Werner Herzog has devoted the last thirty years of his filmmaking career primarily to documentaries, which has provoked mixed responses, not only from critics like myself who love his fiction films from the 1970s, but from critics and audiences generally, who sometimes don’t know how to approach his non-fiction projects. His wry, cryptic, darkly paradoxical point of view has become somewhat familiar now as expressed in his German-accented English voice-overs. He can be very funny, almost always intentionally so, and at this point he seems at times to be approaching self-parody. But there’s a reason for his attachment to the documentary form—he is always exploring the big questions: life and death, the nature of reality, what it means to be human, why we think and act the way we do. And often he chooses to explore the edges of things, the extremes of life, in order to understand them. The film essay comes naturally to him, and you need to be willing to let him take you where he will. In exchange, he doesn’t try to force a point of view on you, but lets whatever the subject may be play freely, one way or another, while interjecting occasional comments.
His latest film takes on a rather broad subject. It’s called Lo and Behold, Reveries of the Connected World, and the subject is ostensibly the internet, but actually the entire phenomena of computers and the social and virtual realities they’ve established. Rather than a linear thesis, however (you don’t really expect a Herzog movie to be linear), he covers various aspects of his subject in discrete chapters.
Beginning with the origins of the internet, he interviews people involved in that momentous beginning, at Stanford University and elsewhere, and here the mood is appropriately awestruck, celebrating the huge expansion of our knowledge and capacity to access information. At other times, he explores the darker side—in segments concerning the loss of privacy and the ubiquity of harassment on the internet.

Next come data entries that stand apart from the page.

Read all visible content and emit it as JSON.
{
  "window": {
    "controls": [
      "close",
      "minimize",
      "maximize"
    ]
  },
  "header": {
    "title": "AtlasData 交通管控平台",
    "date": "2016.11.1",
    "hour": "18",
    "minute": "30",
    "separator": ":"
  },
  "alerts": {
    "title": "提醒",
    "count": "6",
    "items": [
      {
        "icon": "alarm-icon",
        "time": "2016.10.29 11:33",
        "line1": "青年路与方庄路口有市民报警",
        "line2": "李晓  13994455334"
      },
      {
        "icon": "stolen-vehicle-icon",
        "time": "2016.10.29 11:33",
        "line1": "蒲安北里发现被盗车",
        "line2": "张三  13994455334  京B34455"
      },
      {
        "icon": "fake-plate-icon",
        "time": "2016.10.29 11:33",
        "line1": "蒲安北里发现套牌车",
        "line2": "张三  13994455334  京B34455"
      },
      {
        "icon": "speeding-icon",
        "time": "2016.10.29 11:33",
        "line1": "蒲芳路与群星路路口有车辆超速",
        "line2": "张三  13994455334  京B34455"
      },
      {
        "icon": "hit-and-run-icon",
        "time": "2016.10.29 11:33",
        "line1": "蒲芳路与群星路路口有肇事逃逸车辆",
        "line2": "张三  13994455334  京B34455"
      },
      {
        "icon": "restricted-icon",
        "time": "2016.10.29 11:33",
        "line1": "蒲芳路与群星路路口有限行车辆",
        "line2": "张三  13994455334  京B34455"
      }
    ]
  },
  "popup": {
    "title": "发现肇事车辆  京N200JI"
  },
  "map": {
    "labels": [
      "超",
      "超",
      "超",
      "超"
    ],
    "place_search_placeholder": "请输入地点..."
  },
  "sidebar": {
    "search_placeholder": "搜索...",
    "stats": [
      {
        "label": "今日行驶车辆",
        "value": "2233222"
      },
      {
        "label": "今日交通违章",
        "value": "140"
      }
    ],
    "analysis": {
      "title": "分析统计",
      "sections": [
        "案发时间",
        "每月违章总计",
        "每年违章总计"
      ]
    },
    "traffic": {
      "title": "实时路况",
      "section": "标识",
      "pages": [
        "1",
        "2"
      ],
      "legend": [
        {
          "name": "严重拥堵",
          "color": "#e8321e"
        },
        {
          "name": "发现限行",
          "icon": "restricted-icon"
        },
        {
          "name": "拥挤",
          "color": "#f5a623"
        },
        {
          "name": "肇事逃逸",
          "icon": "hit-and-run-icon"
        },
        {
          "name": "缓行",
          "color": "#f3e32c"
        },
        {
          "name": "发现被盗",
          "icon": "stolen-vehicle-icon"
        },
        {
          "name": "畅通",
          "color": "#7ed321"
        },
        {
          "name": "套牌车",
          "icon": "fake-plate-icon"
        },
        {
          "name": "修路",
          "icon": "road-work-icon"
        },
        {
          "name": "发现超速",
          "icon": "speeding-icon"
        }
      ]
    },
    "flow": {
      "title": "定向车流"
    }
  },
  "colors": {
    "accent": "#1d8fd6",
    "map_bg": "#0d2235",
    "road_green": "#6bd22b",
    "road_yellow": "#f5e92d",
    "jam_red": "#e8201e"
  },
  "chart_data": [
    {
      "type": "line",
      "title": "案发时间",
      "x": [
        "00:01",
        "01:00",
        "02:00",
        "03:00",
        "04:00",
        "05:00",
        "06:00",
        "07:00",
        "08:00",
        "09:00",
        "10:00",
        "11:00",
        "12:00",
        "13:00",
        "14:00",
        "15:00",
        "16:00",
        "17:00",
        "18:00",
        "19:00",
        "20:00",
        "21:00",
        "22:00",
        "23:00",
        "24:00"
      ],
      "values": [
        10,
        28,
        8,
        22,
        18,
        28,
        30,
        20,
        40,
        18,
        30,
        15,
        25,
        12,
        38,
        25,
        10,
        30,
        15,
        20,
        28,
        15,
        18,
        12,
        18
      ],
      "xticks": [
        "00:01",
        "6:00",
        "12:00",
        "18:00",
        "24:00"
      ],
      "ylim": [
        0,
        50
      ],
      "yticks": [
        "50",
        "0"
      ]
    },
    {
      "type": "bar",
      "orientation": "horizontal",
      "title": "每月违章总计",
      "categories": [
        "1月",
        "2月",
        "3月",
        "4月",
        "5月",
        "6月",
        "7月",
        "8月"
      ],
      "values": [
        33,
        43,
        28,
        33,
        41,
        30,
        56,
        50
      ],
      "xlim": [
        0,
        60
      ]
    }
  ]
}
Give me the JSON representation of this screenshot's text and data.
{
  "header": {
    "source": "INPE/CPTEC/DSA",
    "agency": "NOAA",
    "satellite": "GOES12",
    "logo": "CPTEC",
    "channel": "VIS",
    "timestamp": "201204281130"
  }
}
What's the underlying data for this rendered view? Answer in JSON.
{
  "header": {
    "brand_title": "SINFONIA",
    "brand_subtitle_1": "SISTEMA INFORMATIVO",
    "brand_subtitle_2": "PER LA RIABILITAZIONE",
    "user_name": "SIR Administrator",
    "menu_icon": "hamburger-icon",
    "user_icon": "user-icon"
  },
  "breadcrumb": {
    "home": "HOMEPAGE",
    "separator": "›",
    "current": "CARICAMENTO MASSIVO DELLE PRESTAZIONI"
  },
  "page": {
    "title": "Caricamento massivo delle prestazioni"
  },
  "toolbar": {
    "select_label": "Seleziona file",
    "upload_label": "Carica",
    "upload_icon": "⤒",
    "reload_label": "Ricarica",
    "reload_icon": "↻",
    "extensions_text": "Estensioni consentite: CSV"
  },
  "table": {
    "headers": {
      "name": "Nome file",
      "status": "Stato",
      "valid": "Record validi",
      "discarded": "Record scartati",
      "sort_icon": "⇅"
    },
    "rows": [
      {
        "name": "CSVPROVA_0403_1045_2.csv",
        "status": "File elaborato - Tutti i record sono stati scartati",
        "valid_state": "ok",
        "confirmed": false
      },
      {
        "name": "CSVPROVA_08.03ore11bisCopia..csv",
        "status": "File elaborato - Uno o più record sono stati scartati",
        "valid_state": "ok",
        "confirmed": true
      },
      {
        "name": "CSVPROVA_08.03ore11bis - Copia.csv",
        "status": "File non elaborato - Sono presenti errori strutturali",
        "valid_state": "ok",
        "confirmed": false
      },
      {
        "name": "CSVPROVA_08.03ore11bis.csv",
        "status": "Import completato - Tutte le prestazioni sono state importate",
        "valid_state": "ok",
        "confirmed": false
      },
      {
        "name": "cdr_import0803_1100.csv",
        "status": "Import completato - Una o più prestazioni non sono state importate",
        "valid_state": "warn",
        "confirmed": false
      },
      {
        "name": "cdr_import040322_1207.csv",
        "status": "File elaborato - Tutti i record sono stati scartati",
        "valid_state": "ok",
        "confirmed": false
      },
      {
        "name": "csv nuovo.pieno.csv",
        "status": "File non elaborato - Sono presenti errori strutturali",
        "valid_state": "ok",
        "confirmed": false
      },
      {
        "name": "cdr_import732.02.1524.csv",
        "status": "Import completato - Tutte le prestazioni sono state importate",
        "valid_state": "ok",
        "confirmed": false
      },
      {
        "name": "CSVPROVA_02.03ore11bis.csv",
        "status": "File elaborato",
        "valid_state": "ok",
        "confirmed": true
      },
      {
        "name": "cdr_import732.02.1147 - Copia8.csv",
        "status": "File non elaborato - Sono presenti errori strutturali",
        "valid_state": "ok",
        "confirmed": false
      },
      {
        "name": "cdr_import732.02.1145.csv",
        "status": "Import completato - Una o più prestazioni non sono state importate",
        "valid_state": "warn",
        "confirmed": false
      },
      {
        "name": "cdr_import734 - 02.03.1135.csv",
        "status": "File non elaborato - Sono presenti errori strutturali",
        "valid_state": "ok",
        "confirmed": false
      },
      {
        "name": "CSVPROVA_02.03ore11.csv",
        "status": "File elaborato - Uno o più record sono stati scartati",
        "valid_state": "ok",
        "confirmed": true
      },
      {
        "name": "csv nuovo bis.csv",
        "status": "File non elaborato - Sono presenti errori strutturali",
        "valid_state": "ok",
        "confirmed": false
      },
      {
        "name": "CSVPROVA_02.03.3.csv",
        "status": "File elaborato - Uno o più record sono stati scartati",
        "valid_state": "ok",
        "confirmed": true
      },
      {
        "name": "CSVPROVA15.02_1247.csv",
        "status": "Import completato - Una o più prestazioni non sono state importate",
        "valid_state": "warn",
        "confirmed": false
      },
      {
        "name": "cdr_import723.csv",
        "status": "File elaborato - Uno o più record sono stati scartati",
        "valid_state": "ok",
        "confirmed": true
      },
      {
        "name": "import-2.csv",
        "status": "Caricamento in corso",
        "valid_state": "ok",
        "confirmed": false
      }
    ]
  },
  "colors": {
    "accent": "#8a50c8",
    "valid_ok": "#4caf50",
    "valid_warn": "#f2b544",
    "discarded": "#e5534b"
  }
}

In one alarming sequence, scientists discuss the threat of major solar flares—we last saw one of a huge magnitude in the 19th century, before there were computers—and the likelihood of such flares actually shutting down the gird worldwide, which would cause unspeakable disaster.
The film also examines what you might call the opposite end of the subject, through interviews with people who have become gravely ill due to all the radio waves in the environment, and have sought refuge in isolated rural settings where there are no computers or cell towers. We visit a treatment center for people who are addicted to the internet, and hear some harrowing personal stories of online gamers who let their lives slip away as they compulsively played games for days on end. In the final third of the film, Herzog examines the ideas concerning artificial intelligence and robotics. As always, our attention is turned to the bigger question—what does it mean to be conscious? Can a machine be self-aware? And then he asks some of the scientists he’s interviewing an unusual, yet typically Herzogian question, “Does the internet dream of itself?”
I came away from the film not with any answers, but with a heightened sense of questioning and imagining alternatives to my everyday assumptions about our digital age. Lo and Behold, Reveries of the Connected World is as challenging and unpredictable as a film can be. And I like it that way.